This blog is so tiny, humble and insignifcant in the scheme blogging world, but it has brought me some small measure of happiness in 2012. Why? New connections with some other inspirational bloggers, a much needed jumpstart, and a place to reflect that I hoped might inspire others in the way I had been newly inspired come to mind. Today, as the New Year approaches, I thought I would share a few things I've learned so far as a very newbie teacher-blogger. Here is my top 7 list, in no particular order:
1. Find other bloggers who inspire you.
Like anything I've ever wanted to learn a lot about, finding experts/mentors has been so important. In examining why a cadre of certain bloggers sparked an interest for me in this virtual world, I realized that what was most essential was the fact that I connected with their approach to teaching and learning. Through the units and lessons they blogged about, to their comments about their kids/practice, something resonated for me consistently. I felt like, "Yup, I feel the same way," or "Cool, I want to try that out." These are the people that made me want to jump in, and hopefully you have those people out there as well.
2. Invest the money in a custom blog design.
This one was simple for me. I hate to admit it, but I judge a book by its cover. The same is true of blogs for me, and I tend to find myself most attracted to ones that are well designed and easy to navigate. Since I had no idea how to make that happen, I hired an expert (Thanks, Megan!). Prices for this service can range from crazy expensive to quite reasonable. Let your budget be your guide.
3. Blog about teaching and education. That's it.
The occasional personal post is actually nice, because it brings a human face to the blog and I actually like that. However, I tend to come back to the blogs whose content is consistently about teaching 90% of the time.
4. Connect, comment and follow.
The teaching blogosphere is a community of virtual colleagues, and blogs are a social enterprise. If you want to learn from others and share your own teaching experience, it makes sense to make your presence known, comment when you read something cool, thank others when something they post inspires or helps you, and so on. We all like to know that at least somebody out there is reading, right?
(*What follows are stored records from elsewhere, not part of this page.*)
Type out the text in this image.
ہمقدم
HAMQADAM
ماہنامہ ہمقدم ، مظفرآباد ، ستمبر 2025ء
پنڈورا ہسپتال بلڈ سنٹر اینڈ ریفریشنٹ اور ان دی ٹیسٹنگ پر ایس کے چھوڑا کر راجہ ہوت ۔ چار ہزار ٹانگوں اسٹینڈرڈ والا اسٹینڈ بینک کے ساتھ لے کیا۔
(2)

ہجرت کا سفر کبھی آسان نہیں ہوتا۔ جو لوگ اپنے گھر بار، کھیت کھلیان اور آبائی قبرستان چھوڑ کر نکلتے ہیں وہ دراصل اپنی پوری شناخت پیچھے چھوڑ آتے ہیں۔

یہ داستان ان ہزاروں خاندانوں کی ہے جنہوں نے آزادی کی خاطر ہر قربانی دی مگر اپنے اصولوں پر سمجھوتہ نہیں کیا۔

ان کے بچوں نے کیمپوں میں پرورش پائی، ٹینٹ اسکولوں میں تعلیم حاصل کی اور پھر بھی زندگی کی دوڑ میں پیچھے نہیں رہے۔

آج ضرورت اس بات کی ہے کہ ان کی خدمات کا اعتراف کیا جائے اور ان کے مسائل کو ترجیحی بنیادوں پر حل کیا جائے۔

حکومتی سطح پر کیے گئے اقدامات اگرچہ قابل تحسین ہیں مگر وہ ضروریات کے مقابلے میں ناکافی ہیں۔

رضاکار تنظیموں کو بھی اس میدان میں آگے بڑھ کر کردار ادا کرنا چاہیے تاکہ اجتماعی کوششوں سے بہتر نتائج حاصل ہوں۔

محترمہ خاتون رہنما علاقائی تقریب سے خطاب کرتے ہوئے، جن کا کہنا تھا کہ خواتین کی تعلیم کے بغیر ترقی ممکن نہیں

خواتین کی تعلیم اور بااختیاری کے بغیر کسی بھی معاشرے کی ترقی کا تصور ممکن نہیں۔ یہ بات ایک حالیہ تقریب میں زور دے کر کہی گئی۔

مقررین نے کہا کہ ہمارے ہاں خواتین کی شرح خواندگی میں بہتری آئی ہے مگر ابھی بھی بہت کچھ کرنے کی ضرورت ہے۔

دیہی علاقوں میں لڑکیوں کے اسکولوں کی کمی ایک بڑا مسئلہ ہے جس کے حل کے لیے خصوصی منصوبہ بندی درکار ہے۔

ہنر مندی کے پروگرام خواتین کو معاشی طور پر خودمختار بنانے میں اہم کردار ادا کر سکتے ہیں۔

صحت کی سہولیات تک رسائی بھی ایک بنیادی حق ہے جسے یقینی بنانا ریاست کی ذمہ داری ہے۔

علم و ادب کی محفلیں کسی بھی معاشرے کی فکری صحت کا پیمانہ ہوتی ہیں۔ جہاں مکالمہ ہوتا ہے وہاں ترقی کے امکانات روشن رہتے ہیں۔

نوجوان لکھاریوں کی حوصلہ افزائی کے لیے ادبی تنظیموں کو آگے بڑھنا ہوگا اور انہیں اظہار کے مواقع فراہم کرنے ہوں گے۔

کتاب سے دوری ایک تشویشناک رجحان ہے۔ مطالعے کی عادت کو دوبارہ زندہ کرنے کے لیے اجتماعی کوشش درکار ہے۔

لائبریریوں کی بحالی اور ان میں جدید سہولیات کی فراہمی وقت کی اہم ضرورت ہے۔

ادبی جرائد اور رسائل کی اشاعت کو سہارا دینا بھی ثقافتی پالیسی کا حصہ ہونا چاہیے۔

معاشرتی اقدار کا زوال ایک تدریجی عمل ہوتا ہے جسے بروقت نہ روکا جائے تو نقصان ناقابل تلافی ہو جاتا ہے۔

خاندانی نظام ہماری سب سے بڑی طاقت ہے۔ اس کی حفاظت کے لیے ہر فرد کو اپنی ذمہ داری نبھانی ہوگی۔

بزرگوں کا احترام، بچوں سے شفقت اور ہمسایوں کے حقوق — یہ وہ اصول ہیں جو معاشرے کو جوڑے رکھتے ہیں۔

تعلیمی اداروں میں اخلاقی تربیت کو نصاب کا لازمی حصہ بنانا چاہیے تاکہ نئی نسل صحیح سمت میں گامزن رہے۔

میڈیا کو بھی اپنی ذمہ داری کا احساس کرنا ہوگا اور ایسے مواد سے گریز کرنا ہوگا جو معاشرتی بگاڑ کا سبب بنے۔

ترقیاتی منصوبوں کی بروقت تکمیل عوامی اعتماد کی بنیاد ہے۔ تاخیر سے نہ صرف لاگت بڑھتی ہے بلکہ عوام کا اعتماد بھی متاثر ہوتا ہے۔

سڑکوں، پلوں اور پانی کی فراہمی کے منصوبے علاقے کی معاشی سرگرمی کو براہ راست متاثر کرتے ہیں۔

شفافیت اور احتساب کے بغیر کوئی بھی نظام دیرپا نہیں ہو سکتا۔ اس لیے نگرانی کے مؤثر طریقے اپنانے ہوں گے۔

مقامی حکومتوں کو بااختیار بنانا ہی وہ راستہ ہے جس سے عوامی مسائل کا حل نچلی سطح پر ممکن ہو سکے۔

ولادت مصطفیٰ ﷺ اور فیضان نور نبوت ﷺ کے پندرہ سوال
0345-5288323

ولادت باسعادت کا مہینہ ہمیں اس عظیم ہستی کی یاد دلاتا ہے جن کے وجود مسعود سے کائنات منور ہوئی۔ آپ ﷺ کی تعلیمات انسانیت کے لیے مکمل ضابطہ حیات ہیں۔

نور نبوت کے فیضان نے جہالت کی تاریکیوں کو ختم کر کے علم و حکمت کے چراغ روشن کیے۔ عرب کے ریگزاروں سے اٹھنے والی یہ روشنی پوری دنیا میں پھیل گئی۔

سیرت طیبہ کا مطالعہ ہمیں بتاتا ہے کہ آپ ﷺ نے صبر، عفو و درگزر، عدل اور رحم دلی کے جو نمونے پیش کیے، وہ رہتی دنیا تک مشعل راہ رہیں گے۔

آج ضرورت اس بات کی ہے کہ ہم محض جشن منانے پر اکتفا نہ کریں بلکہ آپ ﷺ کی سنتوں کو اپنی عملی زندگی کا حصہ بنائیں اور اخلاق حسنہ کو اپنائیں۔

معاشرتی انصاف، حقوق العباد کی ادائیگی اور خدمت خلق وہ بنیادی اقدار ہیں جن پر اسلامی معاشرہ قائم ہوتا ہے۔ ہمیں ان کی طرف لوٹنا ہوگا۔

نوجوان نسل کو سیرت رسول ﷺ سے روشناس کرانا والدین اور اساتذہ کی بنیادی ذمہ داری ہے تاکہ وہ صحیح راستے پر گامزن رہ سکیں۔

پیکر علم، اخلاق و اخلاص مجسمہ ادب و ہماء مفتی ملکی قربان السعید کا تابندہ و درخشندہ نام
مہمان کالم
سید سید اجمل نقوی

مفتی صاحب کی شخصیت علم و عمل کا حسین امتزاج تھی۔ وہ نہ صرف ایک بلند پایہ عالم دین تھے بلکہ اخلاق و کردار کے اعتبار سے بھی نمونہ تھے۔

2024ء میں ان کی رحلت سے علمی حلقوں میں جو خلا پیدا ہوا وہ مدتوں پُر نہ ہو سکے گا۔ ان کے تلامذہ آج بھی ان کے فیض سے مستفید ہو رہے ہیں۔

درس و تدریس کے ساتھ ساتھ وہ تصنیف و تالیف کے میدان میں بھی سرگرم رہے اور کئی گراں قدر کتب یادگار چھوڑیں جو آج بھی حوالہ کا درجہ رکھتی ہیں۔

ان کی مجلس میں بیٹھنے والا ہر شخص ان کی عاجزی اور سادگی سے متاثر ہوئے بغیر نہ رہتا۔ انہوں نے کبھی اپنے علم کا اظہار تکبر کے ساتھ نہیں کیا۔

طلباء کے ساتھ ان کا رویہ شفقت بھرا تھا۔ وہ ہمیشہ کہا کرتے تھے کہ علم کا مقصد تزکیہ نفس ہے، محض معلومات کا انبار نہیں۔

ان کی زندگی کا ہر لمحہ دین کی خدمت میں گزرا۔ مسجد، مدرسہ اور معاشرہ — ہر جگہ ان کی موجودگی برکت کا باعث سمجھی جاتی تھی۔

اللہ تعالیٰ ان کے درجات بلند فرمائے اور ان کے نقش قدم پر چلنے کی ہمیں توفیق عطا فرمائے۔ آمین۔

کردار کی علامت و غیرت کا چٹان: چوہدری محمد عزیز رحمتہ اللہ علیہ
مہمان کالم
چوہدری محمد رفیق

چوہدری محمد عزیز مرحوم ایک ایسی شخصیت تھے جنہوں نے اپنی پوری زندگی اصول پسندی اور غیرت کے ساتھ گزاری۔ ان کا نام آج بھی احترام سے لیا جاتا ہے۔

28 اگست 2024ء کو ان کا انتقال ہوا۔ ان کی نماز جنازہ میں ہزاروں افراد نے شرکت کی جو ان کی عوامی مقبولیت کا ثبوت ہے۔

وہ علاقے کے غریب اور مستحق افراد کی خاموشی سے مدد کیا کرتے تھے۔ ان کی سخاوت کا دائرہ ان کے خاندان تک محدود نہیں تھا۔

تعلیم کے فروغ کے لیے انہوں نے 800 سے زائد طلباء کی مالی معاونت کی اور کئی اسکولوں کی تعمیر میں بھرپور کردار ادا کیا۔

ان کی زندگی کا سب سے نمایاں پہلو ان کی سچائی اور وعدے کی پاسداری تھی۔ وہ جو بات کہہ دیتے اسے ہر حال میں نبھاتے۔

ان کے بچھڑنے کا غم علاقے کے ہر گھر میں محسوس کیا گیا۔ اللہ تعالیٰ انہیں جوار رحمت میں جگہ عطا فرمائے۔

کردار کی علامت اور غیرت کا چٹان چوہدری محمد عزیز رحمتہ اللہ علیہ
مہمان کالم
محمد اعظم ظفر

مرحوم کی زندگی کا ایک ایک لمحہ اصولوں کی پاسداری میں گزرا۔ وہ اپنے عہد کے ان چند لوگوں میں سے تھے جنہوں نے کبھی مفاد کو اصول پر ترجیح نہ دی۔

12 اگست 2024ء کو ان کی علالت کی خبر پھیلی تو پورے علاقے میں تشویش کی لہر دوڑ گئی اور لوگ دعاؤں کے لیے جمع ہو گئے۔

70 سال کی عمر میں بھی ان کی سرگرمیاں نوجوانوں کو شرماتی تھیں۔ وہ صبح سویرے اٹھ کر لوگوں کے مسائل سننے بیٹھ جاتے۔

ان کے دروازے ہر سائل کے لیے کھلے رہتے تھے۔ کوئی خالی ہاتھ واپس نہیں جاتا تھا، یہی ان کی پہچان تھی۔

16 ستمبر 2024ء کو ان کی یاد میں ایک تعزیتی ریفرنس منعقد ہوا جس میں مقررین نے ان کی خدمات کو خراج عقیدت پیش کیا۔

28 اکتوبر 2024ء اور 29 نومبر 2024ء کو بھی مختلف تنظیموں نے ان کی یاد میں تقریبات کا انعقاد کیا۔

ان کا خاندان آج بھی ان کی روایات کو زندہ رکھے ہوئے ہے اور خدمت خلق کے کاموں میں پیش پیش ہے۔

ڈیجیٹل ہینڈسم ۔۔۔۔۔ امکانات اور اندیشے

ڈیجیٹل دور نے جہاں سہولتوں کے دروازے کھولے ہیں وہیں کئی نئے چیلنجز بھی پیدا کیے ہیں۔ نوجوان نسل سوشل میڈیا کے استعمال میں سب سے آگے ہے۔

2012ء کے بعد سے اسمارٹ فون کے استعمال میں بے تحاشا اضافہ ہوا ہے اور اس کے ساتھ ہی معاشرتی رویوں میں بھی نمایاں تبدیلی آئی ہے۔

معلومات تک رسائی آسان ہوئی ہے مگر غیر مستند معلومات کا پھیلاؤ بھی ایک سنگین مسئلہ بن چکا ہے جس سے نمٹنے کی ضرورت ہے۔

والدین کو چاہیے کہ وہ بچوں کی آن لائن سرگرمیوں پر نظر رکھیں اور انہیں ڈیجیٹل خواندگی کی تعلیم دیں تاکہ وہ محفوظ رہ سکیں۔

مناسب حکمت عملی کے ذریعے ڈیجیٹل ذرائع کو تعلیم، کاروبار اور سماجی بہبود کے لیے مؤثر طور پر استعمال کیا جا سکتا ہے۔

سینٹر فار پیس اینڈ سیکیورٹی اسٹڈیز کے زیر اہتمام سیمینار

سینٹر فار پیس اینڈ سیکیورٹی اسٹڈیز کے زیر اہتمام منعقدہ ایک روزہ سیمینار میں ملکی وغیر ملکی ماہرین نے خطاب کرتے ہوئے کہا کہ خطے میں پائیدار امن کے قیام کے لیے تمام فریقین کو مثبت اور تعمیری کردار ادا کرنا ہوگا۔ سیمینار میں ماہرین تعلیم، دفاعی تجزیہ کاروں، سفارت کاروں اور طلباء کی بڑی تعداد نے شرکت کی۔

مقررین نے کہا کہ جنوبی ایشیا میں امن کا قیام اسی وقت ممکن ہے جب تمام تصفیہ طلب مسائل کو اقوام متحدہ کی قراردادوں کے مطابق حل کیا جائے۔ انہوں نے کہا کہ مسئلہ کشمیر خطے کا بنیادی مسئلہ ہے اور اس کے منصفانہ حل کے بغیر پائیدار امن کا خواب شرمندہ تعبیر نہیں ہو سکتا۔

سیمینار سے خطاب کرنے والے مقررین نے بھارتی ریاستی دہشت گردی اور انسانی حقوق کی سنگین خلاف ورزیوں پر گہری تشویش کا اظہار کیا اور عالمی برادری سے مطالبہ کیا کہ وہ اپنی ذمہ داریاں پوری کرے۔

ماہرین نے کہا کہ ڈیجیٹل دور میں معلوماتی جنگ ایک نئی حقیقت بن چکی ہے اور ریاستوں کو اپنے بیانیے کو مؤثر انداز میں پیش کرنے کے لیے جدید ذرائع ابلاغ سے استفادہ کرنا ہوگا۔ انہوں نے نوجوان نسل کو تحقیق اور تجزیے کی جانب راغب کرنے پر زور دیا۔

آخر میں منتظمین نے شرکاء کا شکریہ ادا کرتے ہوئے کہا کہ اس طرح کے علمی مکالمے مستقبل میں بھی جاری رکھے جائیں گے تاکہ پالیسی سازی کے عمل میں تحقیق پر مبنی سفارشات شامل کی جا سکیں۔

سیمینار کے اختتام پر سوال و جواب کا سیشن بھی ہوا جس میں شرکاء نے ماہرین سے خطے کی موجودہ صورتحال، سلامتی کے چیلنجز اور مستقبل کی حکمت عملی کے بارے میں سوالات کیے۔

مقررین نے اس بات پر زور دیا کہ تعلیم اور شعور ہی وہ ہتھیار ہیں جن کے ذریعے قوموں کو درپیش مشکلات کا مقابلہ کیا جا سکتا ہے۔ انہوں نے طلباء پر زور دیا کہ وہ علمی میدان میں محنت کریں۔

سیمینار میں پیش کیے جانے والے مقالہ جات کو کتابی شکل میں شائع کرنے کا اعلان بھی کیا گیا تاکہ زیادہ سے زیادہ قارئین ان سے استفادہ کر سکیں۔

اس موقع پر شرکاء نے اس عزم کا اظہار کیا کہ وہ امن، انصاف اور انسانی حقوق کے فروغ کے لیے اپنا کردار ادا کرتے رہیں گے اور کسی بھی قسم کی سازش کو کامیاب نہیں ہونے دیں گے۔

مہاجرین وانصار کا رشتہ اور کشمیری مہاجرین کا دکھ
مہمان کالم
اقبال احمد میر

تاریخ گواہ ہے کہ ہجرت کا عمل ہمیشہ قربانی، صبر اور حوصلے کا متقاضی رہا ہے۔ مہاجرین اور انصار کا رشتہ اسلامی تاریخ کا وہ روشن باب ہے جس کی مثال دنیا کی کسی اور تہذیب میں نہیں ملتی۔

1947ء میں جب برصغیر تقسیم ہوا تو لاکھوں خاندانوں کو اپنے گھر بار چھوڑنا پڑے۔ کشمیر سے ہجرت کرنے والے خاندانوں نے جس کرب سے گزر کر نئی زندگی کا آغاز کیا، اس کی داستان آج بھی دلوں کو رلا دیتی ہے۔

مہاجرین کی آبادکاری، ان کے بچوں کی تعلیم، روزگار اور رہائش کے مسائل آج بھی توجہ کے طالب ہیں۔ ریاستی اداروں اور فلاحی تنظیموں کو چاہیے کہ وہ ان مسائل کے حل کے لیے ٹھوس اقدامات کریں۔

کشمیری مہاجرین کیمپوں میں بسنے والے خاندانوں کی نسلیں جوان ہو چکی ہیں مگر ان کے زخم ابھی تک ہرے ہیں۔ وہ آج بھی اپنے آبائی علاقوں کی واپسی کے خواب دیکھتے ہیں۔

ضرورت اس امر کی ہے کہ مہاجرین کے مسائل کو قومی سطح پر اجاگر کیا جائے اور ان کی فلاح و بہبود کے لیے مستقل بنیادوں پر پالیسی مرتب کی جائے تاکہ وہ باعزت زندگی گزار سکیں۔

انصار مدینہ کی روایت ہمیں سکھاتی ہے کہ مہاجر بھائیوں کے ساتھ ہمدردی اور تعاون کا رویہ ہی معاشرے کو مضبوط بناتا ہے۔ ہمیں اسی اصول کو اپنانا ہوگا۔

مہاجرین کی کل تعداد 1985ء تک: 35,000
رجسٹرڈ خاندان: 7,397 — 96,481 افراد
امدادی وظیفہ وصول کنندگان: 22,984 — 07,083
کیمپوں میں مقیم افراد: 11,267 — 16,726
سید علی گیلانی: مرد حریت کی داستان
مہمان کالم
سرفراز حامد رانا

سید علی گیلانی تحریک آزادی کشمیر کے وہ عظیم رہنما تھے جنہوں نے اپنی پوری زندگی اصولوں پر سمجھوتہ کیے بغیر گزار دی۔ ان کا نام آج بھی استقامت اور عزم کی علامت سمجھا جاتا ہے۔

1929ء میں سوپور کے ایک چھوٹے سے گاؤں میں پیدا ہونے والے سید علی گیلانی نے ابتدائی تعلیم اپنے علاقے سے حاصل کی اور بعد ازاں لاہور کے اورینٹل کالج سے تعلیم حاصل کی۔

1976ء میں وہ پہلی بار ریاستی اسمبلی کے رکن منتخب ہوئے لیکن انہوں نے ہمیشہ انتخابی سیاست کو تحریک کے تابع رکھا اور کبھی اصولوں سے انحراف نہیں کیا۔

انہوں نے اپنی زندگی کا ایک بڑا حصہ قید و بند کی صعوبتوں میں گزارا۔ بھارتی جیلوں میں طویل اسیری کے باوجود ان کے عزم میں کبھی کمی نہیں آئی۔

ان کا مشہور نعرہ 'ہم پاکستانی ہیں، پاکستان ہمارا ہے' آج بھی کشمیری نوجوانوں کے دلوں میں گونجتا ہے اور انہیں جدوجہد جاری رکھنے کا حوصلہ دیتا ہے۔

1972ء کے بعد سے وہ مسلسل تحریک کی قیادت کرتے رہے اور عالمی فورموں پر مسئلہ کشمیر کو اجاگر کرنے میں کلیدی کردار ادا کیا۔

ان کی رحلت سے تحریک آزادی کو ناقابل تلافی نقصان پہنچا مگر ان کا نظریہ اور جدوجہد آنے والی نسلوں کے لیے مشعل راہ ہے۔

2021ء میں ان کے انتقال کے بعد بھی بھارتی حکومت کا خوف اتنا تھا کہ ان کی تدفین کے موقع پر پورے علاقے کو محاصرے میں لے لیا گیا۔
I've found that when I hit follow, say hello, and give kudos to others, my community of colleagues grows.
5. Be yourself.
After a long day of teaching the little people, bless you if you have time to create an alternate personality--I sure don't. As in real life, being a genuine person shows and is much more enjoyable than being inauthentic.
6. Be nice.
7. Don't be afraid.
You may think that you have nothing to share that a soul would be interested in, but you are probably wrong. We do important jobs each day, and we can help each other. Don't let fear hold you back from sharing your thinking.
I'm sure that there are other lists of suggestions for getting started, and I'm guessing that those of you who are much more successful than I might even be able to things I haven't even considered. If that's the case, please comment. I'd love to know what you've learned!